Update: see the comment from one of the authors of the original paper below.
I did this on a Dragon 32 in 1987. I also did a manual one on graph paper using a set of coloured felt tips using values calculated on said Dragon 32.
I’d forgotten you once had a Dragon, Rob. I appear to have fallen amongst Tandy CoCo (== Dragon-ish) nerds here in Canada. Of course there’s a still-maintained multitasking OS for it: NitrOS-9
This will get you the exact replication, with the iteration max set at ~200. (I used C#)

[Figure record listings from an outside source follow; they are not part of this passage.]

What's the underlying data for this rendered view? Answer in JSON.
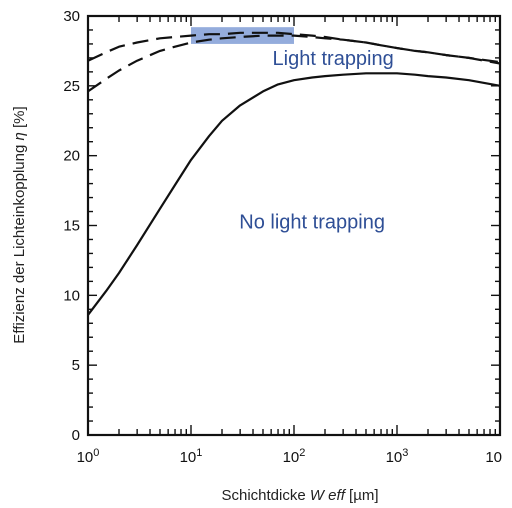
{
  "chart_data": {
    "type": "line",
    "x_scale": "log",
    "xlim": [
      1,
      10000
    ],
    "ylim": [
      0,
      30
    ],
    "x_ticks": [
      1,
      10,
      100,
      1000,
      10000
    ],
    "x_tick_labels": [
      {
        "base": "10",
        "exp": "0"
      },
      {
        "base": "10",
        "exp": "1"
      },
      {
        "base": "10",
        "exp": "2"
      },
      {
        "base": "10",
        "exp": "3"
      },
      {
        "base": "10",
        "exp": ""
      }
    ],
    "y_ticks": [
      0,
      5,
      10,
      15,
      20,
      25,
      30
    ],
    "y_tick_labels": [
      "0",
      "5",
      "10",
      "15",
      "20",
      "25",
      "30"
    ],
    "xlabel": {
      "prefix": "Schichtdicke ",
      "italic": "W eff",
      "suffix": " [µm]"
    },
    "ylabel": {
      "prefix": "Effizienz der Lichteinkopplung ",
      "italic": "η",
      "suffix": " [%]"
    },
    "grid": false,
    "series": [
      {
        "style": "solid",
        "x": [
          1,
          1.5,
          2,
          3,
          5,
          7,
          10,
          15,
          20,
          30,
          50,
          70,
          100,
          150,
          200,
          300,
          500,
          700,
          1000,
          1500,
          2000,
          3000,
          5000,
          10000
        ],
        "y": [
          8.6,
          10.3,
          11.6,
          13.6,
          16.2,
          17.9,
          19.7,
          21.4,
          22.5,
          23.6,
          24.6,
          25.1,
          25.4,
          25.6,
          25.7,
          25.8,
          25.9,
          25.9,
          25.9,
          25.8,
          25.7,
          25.6,
          25.4,
          25.0
        ]
      },
      {
        "style": "dashed",
        "x": [
          1,
          1.5,
          2,
          3,
          5,
          7,
          10,
          15,
          20,
          30,
          50,
          70,
          100,
          150,
          200,
          300,
          500,
          700,
          1000,
          1500,
          2000,
          3000,
          5000,
          10000
        ],
        "y": [
          24.6,
          25.5,
          26.1,
          26.8,
          27.5,
          27.8,
          28.1,
          28.3,
          28.4,
          28.5,
          28.6,
          28.6,
          28.6,
          28.5,
          28.4,
          28.3,
          28.1,
          27.9,
          27.7,
          27.5,
          27.4,
          27.2,
          27.0,
          26.7
        ]
      },
      {
        "style": "dashed",
        "x": [
          1,
          1.5,
          2,
          3,
          5,
          7,
          10,
          15,
          20,
          30,
          50,
          70,
          100,
          150,
          200,
          300,
          500,
          700,
          1000,
          1500,
          2000,
          3000,
          5000,
          10000
        ],
        "y": [
          26.8,
          27.4,
          27.8,
          28.1,
          28.4,
          28.5,
          28.6,
          28.7,
          28.7,
          28.8,
          28.8,
          28.8,
          28.7,
          28.6,
          28.5,
          28.3,
          28.1,
          27.9,
          27.7,
          27.5,
          27.4,
          27.2,
          27.0,
          26.6
        ]
      }
    ],
    "highlight": {
      "x_range": [
        10,
        100
      ],
      "y_range": [
        28.0,
        29.2
      ],
      "color": "#5b7fc9"
    },
    "annotations": [
      {
        "text": "Light trapping",
        "x": 240,
        "y": 26.5,
        "color": "#2f4f96"
      },
      {
        "text": "No light trapping",
        "x": 150,
        "y": 14.8,
        "color": "#2f4f96"
      }
    ]
  }
}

for (int iy = 15; iy >= -15; iy–) {
double cy = 1.66 * delta * iy;
for (int ix = -35; ix <= 35; ix++) {
double cx = -0.75 + delta * ix;
Forgot the delta: delta = 0.035;
thanks! Seems to work perfectly
To nobody: if you are going to quote my recent disclosure you should give the reference: Grid spacing, iterations used in the 1978 first published rendering of the Mandelbrot set?. It took 40+ years for this to appear in print. To scruss: FORTRAN was supplied by the hardware manufacturer Rand-UNIVAC. 1978 was way too soon to see FORTRAN-77. I did not buffer the output—-one computation one pixel. No complex support used either, real and imaginary parts sufficed. You need to dust off your WRITE(6,10)
10 FORMAT(2H+*) and 20 FORMAT(2H+ ). By the way single precision was 36 bits and double was 72 bits.
Thanks you! And I wasn’t aware of the Stack Exchange thread at all: thanks for the update!